The single headlight glared at them. A voice within the locomotive declared, "I recognize you, quijote. As for your lady love, I transported her recently to my master, The Robot Factory, and she didn't look so lovely, her eyes red from crying and her cheeks wan with fear."
"You lie, coward!" quijote cried. "My lady is the fairest creature upon this Earth, wan lips and red eyes and all! She will be restored to her true complexion as soon as I rescue her."
In a low voice, the quijote said to Laurent, "Distract this creature, good Laurent, so that my attack will be all the more impetuous and irresistible."
Laurent was half beside himself with fear, for the Feral Locomotive, snorting smoke and with its stainless-steel trim glittering in the pale sunlight, set off by the soot black of its main body, seemed the very essence of enraged machinery, machinery with a personal interest in destroying him. Nevertheless, he pressed his heels into the donkey's side, closed his eyes, and rode at the monster machine.
When he opened his eyes, he was up close beside the locomotive. There was an iron staff in his hand -- how had that gotten there? No time to ask, no way to find out. He blundered forward and thrust the staff into the high spoked wheels of the locomotive.

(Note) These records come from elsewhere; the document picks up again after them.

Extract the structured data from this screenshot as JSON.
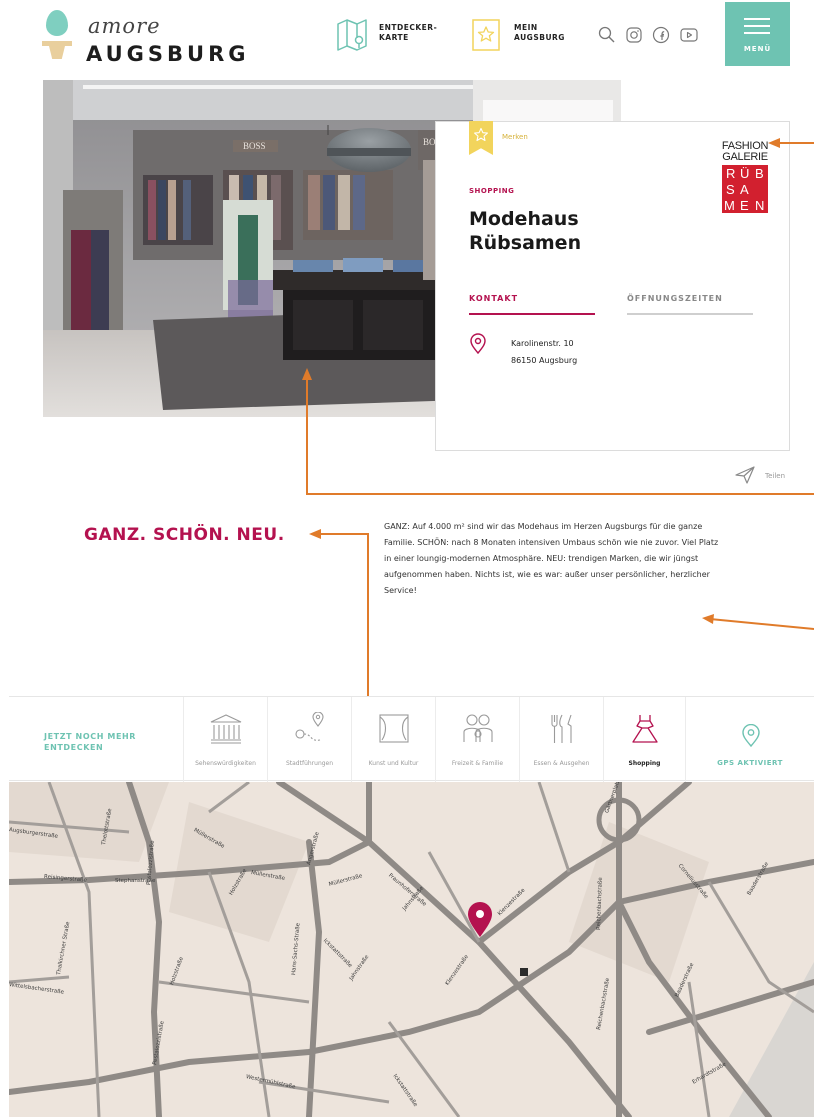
{
  "header": {
    "logo_script": "amore",
    "logo_word": "AUGSBURG",
    "nav": [
      {
        "label_l1": "ENTDECKER-",
        "label_l2": "KARTE"
      },
      {
        "label_l1": "MEIN",
        "label_l2": "AUGSBURG"
      }
    ],
    "menu_label": "MENÜ"
  },
  "card": {
    "bookmark_label": "Merken",
    "category": "SHOPPING",
    "title_l1": "Modehaus",
    "title_l2": "Rübsamen",
    "brand_logo": {
      "l1": "FASHION",
      "l2": "GALERIE",
      "cells": [
        "R",
        "Ü",
        "B",
        "S",
        "A",
        "M",
        "E",
        "N"
      ]
    },
    "tabs": [
      "KONTAKT",
      "ÖFFNUNGSZEITEN"
    ],
    "address_l1": "Karolinenstr. 10",
    "address_l2": "86150 Augsburg"
  },
  "share_label": "Teilen",
  "slogan": "GANZ. SCHÖN. NEU.",
  "description": "GANZ: Auf 4.000 m² sind wir das Modehaus im Herzen Augsburgs für die ganze Familie. SCHÖN: nach 8 Monaten intensiven Umbaus schön wie nie zuvor. Viel Platz in einer loungig-modernen Atmosphäre. NEU: trendigen Marken, die wir jüngst aufgenommen haben. Nichts ist, wie es war: außer unser persönlicher, herzlicher Service!",
  "category_bar": {
    "more_l1": "JETZT NOCH MEHR",
    "more_l2": "ENTDECKEN",
    "items": [
      {
        "label": "Sehenswürdigkeiten",
        "icon": "landmark-icon"
      },
      {
        "label": "Stadtführungen",
        "icon": "route-icon"
      },
      {
        "label": "Kunst und Kultur",
        "icon": "theater-icon"
      },
      {
        "label": "Freizeit & Familie",
        "icon": "family-icon"
      },
      {
        "label": "Essen & Ausgehen",
        "icon": "cutlery-icon"
      },
      {
        "label": "Shopping",
        "icon": "dress-icon",
        "active": true
      }
    ],
    "gps_label": "GPS AKTIVIERT"
  },
  "map": {
    "streets": [
      "Augsburgerstraße",
      "Thelottstraße",
      "Reisingerstraße",
      "Stephanstraße",
      "Pestalozzistraße",
      "Müllerstraße",
      "Müllerstraße",
      "Müllerstraße",
      "Angerstraße",
      "Fraunhoferstraße",
      "Holzstraße",
      "Hans-Sachs-Straße",
      "Jahnstraße",
      "Ickstattstraße",
      "Jahnstraße",
      "Klenzestraße",
      "Klenzestraße",
      "Reichenbachstraße",
      "Gärtnerplatz",
      "Corneliusstraße",
      "Baaderstraße",
      "Baaderstraße",
      "Erhardtstraße",
      "Westermühlstraße",
      "Wittelsbacherstraße",
      "Thalkirchner Straße",
      "Holzstraße",
      "Pestalozzistraße",
      "Ickstattstraße",
      "Reichenbachstraße"
    ],
    "colors": {
      "background": "#ede4dc",
      "road": "#8f8a86",
      "road_major": "#7a7572",
      "pin": "#b4124f"
    }
  },
  "colors": {
    "accent_teal": "#6ec3b2",
    "accent_crimson": "#b4124f",
    "bookmark_yellow": "#f2d45c",
    "annotation_orange": "#e07b2a"
  }
}
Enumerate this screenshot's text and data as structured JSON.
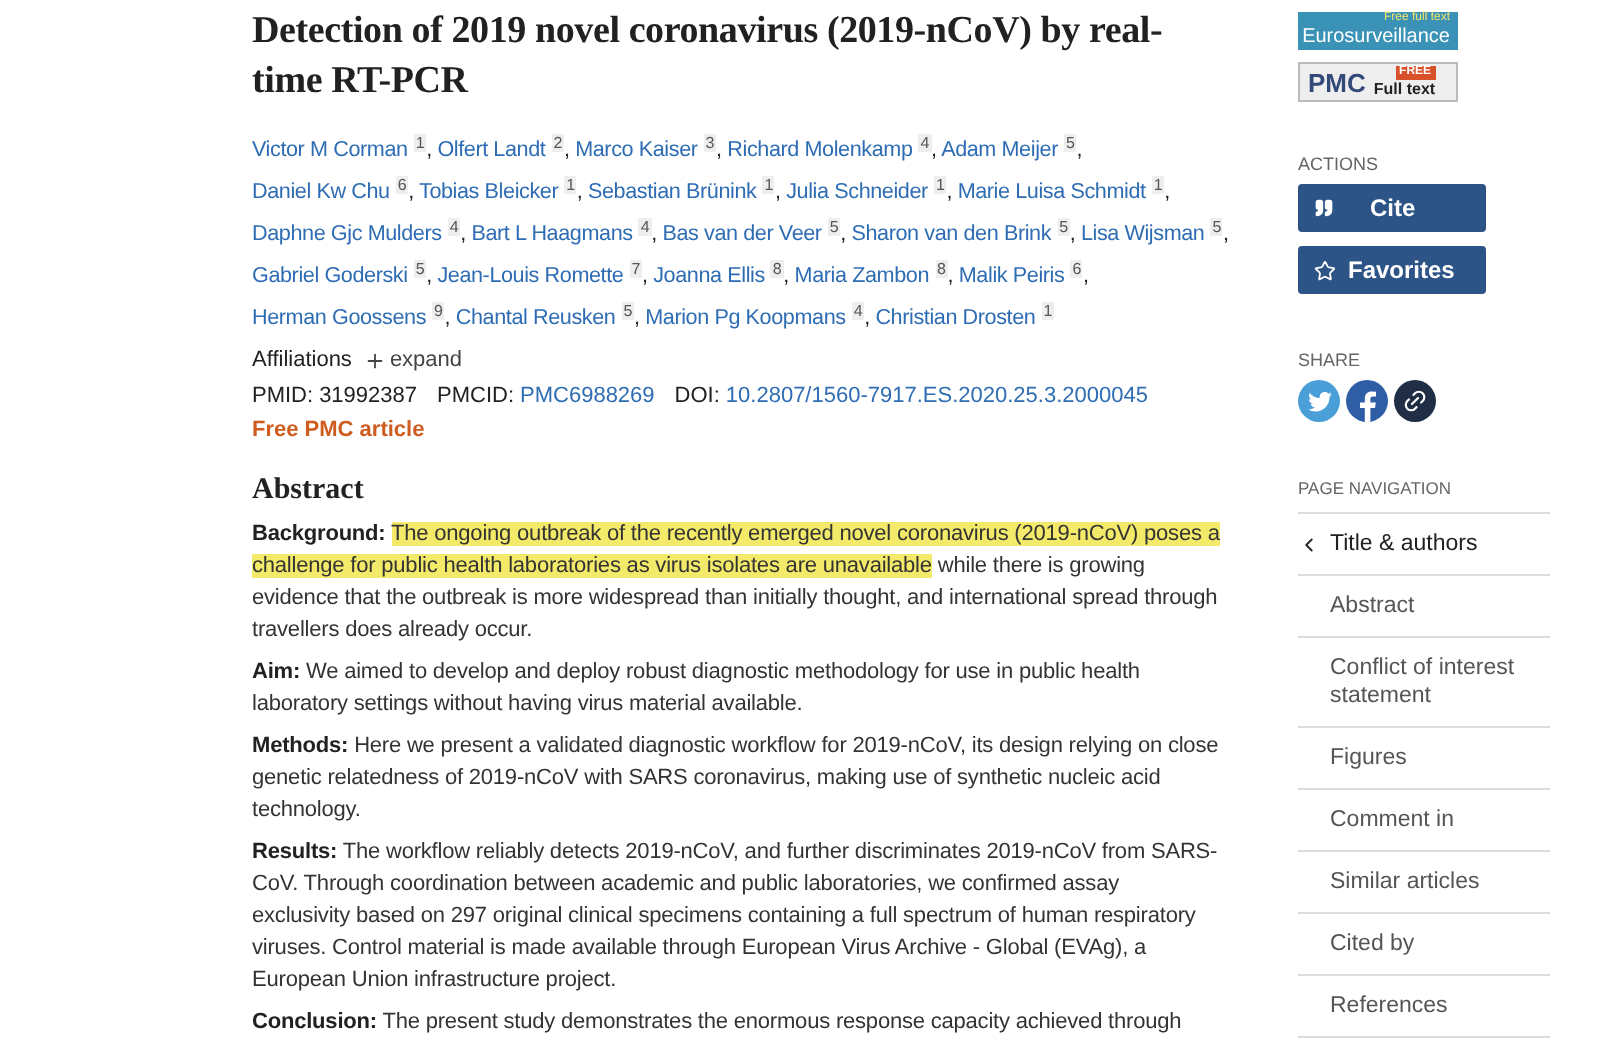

There was a bellow of rage. The great wheels strained for a moment. The iron staff bent, and then shattered. Pieces of it went flying, and one of those pieces struck his donkey full on the flank, narrowly missing Laurent's leg. The donkey was knocked down by the blow, and Laurent was sent sprawling. He looked up to see a sort of crane set on top of the locomotive, with perhaps a ton of coal in its scoop, swinging out to drop its load on him.
It was the end, Laurent was sure of it. But he had reckoned without the quijote. During the moment when he had distracted the Locomotive, the quijote had couched his lance and charged.
As he scrambled out of the way, Laurent was aware that the quijote was attacking. Rocinante was moving faster than he had believed possible. Flecks of oily mucous were coming from her nostrils, and her breath was gray exhaust vapor.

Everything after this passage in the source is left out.